④ PV: Channel promotion drives 24H1 revenue +213%.
⑤ Internet: +9%, domestic sales are under pressure from the State Administration of Radio, Film and Television restricts multiple charges, domestic sales -2%, and export sales +51%.
The profitability of the mobile phone and tablet business has improved, and the gross profit of a single TV station has decreased but the overall gross profit amount has increased ① Mobile & tablet business: This business has lost money in the past. 24H1 optimized low-end businesses and regions through the mobile phone structure upgrade to improve profitability.
② TV sector: Domestic sales price increases are lower than panel cost increases, and export sales focus on scale. The overall gross profit of a single TV station was 351 yuan (overall YOY -0.5%, domestic sales +2.4%, export sales -1.4%), but sales volume +9% led to an increase in TV gross profit.
Investment advice: The pullback is sufficient, the growth logic continues. It is recommended to “buy” ① Under short-term panel pressure, profits come from fee control, and the cost contribution exceeds the gross profit impact, reflecting the continuous improvement of the company's operations.

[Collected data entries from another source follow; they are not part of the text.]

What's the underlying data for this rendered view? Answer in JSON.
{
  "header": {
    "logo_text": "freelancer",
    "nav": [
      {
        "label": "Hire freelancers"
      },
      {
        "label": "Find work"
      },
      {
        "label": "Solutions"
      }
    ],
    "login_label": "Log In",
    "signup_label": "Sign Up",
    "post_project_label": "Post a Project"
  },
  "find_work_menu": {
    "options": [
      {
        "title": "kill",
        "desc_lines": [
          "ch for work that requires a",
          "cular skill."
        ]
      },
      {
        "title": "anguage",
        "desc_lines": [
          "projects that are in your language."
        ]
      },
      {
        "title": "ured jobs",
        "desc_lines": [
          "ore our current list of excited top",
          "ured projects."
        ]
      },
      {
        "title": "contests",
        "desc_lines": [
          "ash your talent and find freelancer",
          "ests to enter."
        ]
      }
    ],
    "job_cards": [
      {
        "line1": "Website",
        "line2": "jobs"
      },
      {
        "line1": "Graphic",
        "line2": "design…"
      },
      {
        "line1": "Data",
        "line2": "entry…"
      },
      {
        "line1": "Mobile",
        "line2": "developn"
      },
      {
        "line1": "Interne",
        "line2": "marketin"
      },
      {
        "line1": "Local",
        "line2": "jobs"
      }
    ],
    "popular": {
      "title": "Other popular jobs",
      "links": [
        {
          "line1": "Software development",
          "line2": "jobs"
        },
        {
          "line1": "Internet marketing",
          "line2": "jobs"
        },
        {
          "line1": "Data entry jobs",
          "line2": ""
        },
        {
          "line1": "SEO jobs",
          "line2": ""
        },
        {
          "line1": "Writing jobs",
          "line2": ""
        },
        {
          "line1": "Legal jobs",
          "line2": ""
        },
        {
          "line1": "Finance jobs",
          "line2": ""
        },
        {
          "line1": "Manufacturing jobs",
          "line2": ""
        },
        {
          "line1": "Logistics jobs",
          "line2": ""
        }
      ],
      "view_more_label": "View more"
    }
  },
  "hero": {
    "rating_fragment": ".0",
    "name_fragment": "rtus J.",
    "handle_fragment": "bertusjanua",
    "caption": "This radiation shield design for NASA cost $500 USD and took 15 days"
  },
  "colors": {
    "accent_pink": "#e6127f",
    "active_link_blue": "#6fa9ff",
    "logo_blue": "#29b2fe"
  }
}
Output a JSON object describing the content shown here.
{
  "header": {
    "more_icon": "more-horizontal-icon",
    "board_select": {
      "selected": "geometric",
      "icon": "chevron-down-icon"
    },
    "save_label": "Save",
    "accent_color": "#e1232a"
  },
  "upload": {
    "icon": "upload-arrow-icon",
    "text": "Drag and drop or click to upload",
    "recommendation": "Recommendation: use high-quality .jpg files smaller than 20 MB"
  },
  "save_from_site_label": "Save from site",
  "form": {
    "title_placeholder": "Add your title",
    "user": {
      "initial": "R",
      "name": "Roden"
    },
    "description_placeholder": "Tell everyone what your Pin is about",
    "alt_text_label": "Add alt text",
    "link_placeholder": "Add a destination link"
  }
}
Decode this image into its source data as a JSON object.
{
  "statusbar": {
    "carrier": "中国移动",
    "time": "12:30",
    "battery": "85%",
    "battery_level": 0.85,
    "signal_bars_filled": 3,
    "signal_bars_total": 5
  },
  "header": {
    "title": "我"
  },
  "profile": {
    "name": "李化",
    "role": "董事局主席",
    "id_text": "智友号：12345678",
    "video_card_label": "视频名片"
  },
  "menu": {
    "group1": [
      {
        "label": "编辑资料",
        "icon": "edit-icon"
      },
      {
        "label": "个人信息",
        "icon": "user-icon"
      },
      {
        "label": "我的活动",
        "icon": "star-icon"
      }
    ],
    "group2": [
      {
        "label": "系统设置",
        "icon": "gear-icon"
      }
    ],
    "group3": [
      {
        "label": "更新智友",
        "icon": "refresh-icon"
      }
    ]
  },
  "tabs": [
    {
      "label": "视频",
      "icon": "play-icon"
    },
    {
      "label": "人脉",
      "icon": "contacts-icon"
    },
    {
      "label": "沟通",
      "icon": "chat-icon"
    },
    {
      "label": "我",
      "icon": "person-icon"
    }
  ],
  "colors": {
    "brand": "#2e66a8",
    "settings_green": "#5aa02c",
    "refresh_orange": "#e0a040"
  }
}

② In the medium term, we continue to be optimistic that the value of large screen+miniled will rise to the main line, and increase gross profit as the core of value creation. Year 24 was the first year of the share award program, and growth momentum remained strong.
③ The long-term overseas logic continues. The company has gradually entered the era of high-end overseas travel, facing competition with Samsung and LG. The company is expected to take the lead with high quality and cost ratio products, and go overseas to enter the stage of profit release.
We maintain our profit forecast. We expect net profit to be 1.35/1.68/2.05 billion HKD (YOY +82%, 24%, 22%, corresponding PE of 9, 7, 6X) for 24-26. The market value of the company was fully adjusted in the early stages, and the margin of safety was high, and a “buy rating” was given.
Risk warning: Increased domestic competition, increased overseas competition, continued increase in panel costs, foreign exchange fluctuations, and risks of untimely updates to research information.